I think you are getting localCacheFiles ( it will try to get the value with ,apred.cache.localFiles) . Looks that value is coming as null. Please check whether you are setting that values correctly or not.
> This is executing fine.
> 
> *I have the following code in the configure method of the Map class:*
> 
> *public void configure(JobConf job)  {
> 
>   try  {
> 
>       fs = FileSystem.getLocal(new Configuration());
>       Path [] localFiles = DistributedCache.getLocalCacheFiles(job);
> 
>       for ( Path p:localFiles )  {
> 
>           BufferedReader file_reader = new BufferedReader(new
> InputStreamReader(fs.open(p)));
> 
>           String line = file_reader.readLine();
> 
>           while ( line != null )  {
> 
>               // Do something with the data
> 
>               line = C0_file.readLine();
> 
>           }
> 
>       }
> 
>   } catch (java.io.IOException e)  {
> 
> System.err.println("ERROR!! Cannot open filesystem from Map for 
> reading!!");e.printStackTrace();
>   }
> }*
> 
> This is giving me a java.lang.NullPointerException:
> 11/11/08 01:36:17 INFO mapred.JobClient: Task Id :
> attempt_201106271322_12775_m_000003_1, Status : FAILED
> java.lang.NullPointerException
> at Map.configure(Map.java:57)
> at 
> org.apache.hadoop.util.ReflectionUtils.setConf(ReflectionUtils.java:58)at
> org.apache.hadoop.util.ReflectionUtils.newInstance(ReflectionUtils.java:83)

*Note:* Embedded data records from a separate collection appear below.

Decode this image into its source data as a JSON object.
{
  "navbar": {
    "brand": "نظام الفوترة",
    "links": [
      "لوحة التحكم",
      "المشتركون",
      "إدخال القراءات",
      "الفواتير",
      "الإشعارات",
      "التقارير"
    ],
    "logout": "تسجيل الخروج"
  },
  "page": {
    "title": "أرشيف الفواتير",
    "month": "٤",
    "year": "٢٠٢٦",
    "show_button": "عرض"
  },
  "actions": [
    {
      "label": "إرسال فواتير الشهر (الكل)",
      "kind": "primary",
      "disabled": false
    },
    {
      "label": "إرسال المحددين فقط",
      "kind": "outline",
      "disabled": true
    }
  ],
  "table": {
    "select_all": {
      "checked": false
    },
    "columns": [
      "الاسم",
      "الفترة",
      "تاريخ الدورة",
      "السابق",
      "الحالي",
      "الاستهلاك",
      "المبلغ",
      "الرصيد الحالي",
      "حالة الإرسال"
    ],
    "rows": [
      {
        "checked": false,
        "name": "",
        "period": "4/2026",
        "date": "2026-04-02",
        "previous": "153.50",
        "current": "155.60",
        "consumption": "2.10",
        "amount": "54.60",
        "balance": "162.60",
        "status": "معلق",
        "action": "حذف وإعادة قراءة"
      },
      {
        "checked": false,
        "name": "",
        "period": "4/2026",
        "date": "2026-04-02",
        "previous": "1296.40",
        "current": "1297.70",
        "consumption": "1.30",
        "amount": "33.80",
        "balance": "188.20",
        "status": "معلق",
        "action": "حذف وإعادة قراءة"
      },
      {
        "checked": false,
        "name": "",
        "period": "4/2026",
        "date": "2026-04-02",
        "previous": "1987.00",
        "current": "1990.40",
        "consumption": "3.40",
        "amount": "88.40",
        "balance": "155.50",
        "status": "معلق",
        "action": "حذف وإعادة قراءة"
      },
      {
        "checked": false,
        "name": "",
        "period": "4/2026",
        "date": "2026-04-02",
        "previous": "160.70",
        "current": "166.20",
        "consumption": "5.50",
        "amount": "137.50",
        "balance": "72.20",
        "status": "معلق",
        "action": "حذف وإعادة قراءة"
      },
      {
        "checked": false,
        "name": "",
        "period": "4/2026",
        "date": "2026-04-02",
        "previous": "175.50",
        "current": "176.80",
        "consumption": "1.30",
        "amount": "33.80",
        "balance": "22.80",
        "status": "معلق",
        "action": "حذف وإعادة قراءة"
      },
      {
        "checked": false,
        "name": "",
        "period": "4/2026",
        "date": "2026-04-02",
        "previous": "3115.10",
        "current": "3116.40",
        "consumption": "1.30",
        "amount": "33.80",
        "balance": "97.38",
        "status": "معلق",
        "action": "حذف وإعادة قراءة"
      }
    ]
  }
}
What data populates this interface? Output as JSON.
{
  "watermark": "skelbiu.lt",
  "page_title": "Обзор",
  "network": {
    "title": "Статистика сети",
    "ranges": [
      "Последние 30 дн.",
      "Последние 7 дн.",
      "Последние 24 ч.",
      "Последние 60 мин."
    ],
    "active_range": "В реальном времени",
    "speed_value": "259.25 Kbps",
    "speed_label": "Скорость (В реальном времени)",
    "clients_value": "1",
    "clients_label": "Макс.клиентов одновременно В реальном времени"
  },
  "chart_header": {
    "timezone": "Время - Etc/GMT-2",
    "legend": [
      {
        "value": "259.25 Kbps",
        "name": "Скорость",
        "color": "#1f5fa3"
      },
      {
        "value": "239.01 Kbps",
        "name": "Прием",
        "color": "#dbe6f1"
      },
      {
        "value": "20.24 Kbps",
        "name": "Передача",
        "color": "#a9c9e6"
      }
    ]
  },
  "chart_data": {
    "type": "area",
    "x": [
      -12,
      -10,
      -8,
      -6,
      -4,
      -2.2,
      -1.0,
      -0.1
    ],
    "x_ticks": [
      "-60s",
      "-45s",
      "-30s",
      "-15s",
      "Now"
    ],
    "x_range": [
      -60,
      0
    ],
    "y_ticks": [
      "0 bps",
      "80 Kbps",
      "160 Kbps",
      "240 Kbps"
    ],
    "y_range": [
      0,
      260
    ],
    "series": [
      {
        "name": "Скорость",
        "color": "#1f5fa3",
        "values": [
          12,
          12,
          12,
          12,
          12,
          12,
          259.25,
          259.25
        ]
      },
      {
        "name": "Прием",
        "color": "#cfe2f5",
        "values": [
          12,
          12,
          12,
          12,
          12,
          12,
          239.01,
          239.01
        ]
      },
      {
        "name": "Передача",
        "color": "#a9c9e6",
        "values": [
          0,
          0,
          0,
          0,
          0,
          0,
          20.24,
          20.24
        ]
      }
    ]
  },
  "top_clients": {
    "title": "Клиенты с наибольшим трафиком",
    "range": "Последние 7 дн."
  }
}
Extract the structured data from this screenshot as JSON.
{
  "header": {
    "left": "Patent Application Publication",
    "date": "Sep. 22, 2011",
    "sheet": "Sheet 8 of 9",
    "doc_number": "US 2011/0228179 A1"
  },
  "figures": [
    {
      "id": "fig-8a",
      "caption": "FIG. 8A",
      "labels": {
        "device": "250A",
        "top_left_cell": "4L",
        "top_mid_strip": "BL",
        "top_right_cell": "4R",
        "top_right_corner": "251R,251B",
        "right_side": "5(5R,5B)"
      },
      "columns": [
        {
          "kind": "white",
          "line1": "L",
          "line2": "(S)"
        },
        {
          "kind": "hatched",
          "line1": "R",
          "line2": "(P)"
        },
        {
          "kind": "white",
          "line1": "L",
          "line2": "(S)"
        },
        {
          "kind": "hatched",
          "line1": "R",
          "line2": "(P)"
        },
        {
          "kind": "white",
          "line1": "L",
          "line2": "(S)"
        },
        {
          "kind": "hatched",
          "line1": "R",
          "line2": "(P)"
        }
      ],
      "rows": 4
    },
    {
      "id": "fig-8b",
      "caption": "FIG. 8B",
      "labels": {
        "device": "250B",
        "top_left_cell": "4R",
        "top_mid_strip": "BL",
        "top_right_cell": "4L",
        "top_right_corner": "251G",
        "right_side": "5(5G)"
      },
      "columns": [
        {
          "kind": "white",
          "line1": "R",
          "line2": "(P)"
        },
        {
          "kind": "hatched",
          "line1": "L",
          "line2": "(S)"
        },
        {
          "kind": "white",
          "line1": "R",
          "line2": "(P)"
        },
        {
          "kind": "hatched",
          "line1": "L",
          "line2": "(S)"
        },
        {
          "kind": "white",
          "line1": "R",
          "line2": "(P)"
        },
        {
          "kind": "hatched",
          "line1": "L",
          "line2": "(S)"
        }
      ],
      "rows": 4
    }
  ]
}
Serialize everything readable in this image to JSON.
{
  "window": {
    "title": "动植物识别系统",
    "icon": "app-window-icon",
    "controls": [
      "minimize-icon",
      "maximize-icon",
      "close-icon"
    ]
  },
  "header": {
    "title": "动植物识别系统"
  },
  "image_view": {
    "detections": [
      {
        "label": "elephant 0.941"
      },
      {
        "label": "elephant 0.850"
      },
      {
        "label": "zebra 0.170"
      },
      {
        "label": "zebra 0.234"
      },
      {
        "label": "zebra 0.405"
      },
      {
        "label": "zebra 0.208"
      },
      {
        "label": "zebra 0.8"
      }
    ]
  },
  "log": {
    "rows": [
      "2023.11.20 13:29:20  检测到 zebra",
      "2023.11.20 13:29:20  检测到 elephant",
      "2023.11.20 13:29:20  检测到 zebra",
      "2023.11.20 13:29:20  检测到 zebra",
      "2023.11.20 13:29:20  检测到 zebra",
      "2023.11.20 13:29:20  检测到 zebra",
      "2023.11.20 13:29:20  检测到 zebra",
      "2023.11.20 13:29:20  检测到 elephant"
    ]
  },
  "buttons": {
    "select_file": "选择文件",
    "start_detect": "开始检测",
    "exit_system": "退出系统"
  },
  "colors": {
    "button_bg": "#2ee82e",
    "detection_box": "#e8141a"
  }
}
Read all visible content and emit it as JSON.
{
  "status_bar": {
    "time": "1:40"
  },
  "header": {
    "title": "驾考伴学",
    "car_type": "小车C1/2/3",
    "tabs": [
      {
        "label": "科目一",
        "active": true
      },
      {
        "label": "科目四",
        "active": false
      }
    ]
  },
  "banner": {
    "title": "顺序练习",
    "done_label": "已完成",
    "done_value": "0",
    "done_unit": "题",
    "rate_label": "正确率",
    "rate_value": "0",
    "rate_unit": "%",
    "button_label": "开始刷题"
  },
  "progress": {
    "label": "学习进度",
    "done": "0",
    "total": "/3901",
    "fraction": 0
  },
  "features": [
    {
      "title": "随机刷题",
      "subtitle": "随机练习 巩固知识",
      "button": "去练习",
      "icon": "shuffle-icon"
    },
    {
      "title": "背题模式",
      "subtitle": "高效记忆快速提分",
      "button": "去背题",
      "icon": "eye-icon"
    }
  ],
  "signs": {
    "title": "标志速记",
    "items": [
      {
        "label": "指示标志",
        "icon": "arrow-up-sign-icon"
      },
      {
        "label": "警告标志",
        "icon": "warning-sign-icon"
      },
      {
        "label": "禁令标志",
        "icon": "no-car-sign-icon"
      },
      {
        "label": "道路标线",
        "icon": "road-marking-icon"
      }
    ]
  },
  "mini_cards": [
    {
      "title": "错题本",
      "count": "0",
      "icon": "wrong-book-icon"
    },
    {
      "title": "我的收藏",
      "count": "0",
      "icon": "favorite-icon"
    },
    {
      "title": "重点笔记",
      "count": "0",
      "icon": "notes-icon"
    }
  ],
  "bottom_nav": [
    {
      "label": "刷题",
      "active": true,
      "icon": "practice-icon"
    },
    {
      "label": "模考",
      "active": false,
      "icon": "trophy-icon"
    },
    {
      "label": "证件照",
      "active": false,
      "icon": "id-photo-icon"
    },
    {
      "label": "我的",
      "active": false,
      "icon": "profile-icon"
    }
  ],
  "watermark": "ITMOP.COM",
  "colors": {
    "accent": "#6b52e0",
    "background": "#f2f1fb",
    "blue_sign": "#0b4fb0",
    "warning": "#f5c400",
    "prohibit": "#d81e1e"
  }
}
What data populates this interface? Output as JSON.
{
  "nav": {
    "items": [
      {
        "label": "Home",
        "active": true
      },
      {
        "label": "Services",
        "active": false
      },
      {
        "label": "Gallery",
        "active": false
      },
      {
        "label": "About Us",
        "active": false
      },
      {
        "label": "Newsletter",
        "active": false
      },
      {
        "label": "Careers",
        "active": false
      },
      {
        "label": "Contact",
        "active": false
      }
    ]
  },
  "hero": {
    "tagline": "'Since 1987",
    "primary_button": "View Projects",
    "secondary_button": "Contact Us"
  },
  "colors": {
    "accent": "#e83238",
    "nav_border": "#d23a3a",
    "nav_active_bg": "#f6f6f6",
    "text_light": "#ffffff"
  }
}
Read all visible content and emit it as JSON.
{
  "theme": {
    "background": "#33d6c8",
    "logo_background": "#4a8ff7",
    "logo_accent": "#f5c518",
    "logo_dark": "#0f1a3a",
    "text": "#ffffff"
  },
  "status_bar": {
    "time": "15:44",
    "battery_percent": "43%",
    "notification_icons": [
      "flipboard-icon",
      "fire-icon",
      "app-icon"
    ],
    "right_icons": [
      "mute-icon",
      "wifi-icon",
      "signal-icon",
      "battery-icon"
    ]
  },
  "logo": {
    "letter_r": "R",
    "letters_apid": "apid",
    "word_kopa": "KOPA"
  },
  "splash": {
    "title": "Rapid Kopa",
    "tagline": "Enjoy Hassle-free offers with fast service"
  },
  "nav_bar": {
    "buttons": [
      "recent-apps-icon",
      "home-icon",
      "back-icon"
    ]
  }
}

> at org.apache.hadoop.mapred.MapRunner.configure(MapRunner.java:34)
> at 
> org.apache.hadoop.util.ReflectionUtils.setConf(ReflectionUtils.java:58)at
> org.apache.hadoop.util.ReflectionUtils.newInstance(ReflectionUtils.java:83)
> at org.apache.hadoop.mapred.MapTask.run(MapTask.java:328)
> at org.apache.hadoop.mapred.Child.main(Child.java:155)
> 
> 
> I am doing it in a wrong way? I followed a lot of links and this 
> seems to
> be the way to go about it. Please help!
> 
> Thanks a lot in advance!
> 
> Warm regards
> Arko
>